657 F.2d 16, 18-20 (1981) (citation omitted).

 

            Lotspeich filed her appeal 80 days after the issuance of the Determination.  R. D. & O. at 4.  Because her appeal is untimely, Lotspeich bears the burden of justifying the application of equitable tolling principles.  See, e.g., Santamaria v. EPA, ARB No. 05-023, ALJ No. 2004-ERA-25, slip op. at 4 (ARB Mar. 31, 2005). 

 

            In her brief, Lotspeich does not contend that Starke actively misled her as to her cause of action or that she mistakenly filed her claim in the wrong forum.  However, she does contend that she "was prevented in an extraordinary way from asserting [her] rights based on the failure of O.S.H.A. to mail [her] a Letter of Determination and the failure of [her] former attorney to forward [her] a copy of the Letter of Determination."  Complainant's Brief at 6.[3]

 

            We agree with the ALJ's conclusion that, even if Lotspeich did not receive a copy of the Determination, delivery of a copy of the Determination to her attorney constituted notice to Lotspeich of OSHA's Determination.  R. D. & O. at 5.  Lotspeich's Response indicates that she was represented by counsel during the 30 days she could have appealed OSHA's Determination.  See Response at 1-2, Documents 1-2.  The Board has held that equitable tolling is generally inapplicable when a complainant is represented by counsel.  See Day v. Oak Ridge Operations, U.S. Dept. of Energy, ARB No. 02-032, ALJ No. 1999-CAA-23 slip op. at 2, fn. 2, (ARB July 25, 2003).  We have noted in previous cases an attorney's failure to timely file an appeal does not ordinarily constitute an "extraordinary" circumstance justifying equitable tolling.  See, e.g., Dumaw v.

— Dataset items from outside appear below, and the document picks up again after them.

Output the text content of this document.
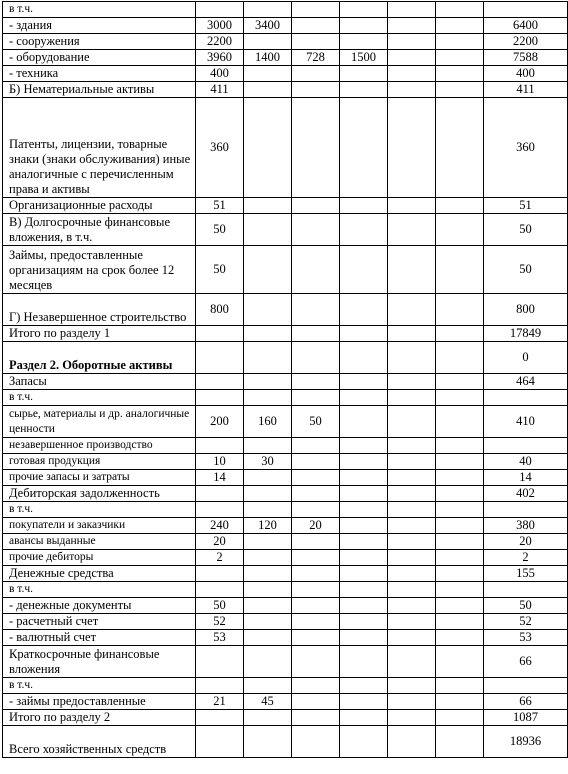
в т.ч.							
- здания	3000	3400					6400
- сооружения	2200						2200
- оборудование	3960	1400	728	1500			7588
- техника	400						400
Б) Нематериальные активы	411						411
Патенты, лицензии, товарные знаки (знаки обслуживания) иные аналогичные с перечисленным права и активы	360						360
Организационные расходы	51						51
В) Долгосрочные финансовые вложения, в т.ч.	50						50
Займы, предоставленные организациям на срок более 12 месяцев	50						50
Г) Незавершенное строительство	800						800
Итого по разделу 1							17849
Раздел 2. Оборотные активы							0
Запасы							464
в т.ч.							
сырье, материалы и др. аналогичные ценности	200	160	50				410
незавершенное производство							
готовая продукция	10	30					40
прочие запасы и затраты	14						14
Дебиторская задолженность							402
в т.ч.							
покупатели и заказчики	240	120	20				380
авансы выданные	20						20
прочие дебиторы	2						2
Денежные средства							155
в т.ч.							
- денежные документы	50						50
- расчетный счет	52						52
- валютный счет	53						53
Краткосрочные финансовые вложения							66
в т.ч.							
- займы предоставленные	21	45					66
Итого по разделу 2							1087
Всего хозяйственных средств							18936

Int'l Bhd. of Teamsters, Local 690, ARB No. 02-099, ALJ No. 2001-ERA-6, (Aug. 27, 2002), slip op. at 5.  Likewise, the alleged failure of Lotspeich's attorney to forward a copy of the Determination to her did not toll the 30 day limitations period. 

 

            Accordingly, finding that Lotspeich did not timely file her appeal to the ALJ, and finding no grounds justifying equitable tolling of the limitations period, we DISMISS her petition for review.

 

SO ORDERED.

                                                                        WAYNE C. BEYER

                                                                        Administrative Appeals Judge

 

                                                                        M. CYNTHIA DOUGLASS

                                                                        Chief Administrative Appeals Judge

 



[1]           Lotspeich dated the Response "January 21, 2005," but the date stamp on that document indicates that the ALJ received it on January 31, 2005.  See Response at 1.

 

[2]           "Any party who desires review, including judicial review, of the findings and preliminary order, or a named person alleging that the complaint was frivolous or brought in bad faith who seeks an award of attorney's fees, must file any objections and/or a request for a hearing on the record within 30 days of receipt of the findings and preliminary order pursuant to paragraph (b) of Sec. 1980.105."

 

[3]           In response to our briefing order, Lotspeich submitted a document entitled "Request For Motions: To Reverse Recommended Order Of Dismissal Issued On March 3, 2005 By Administrative Law Judge Linda S. Chapman And To Remand This Matter For De Novo Hearing Before The ALJ."  On April 22, 2005, we issued an Order notifying all parties and interested persons that Lotspeich had informed the Board that this document constituted her initial brief.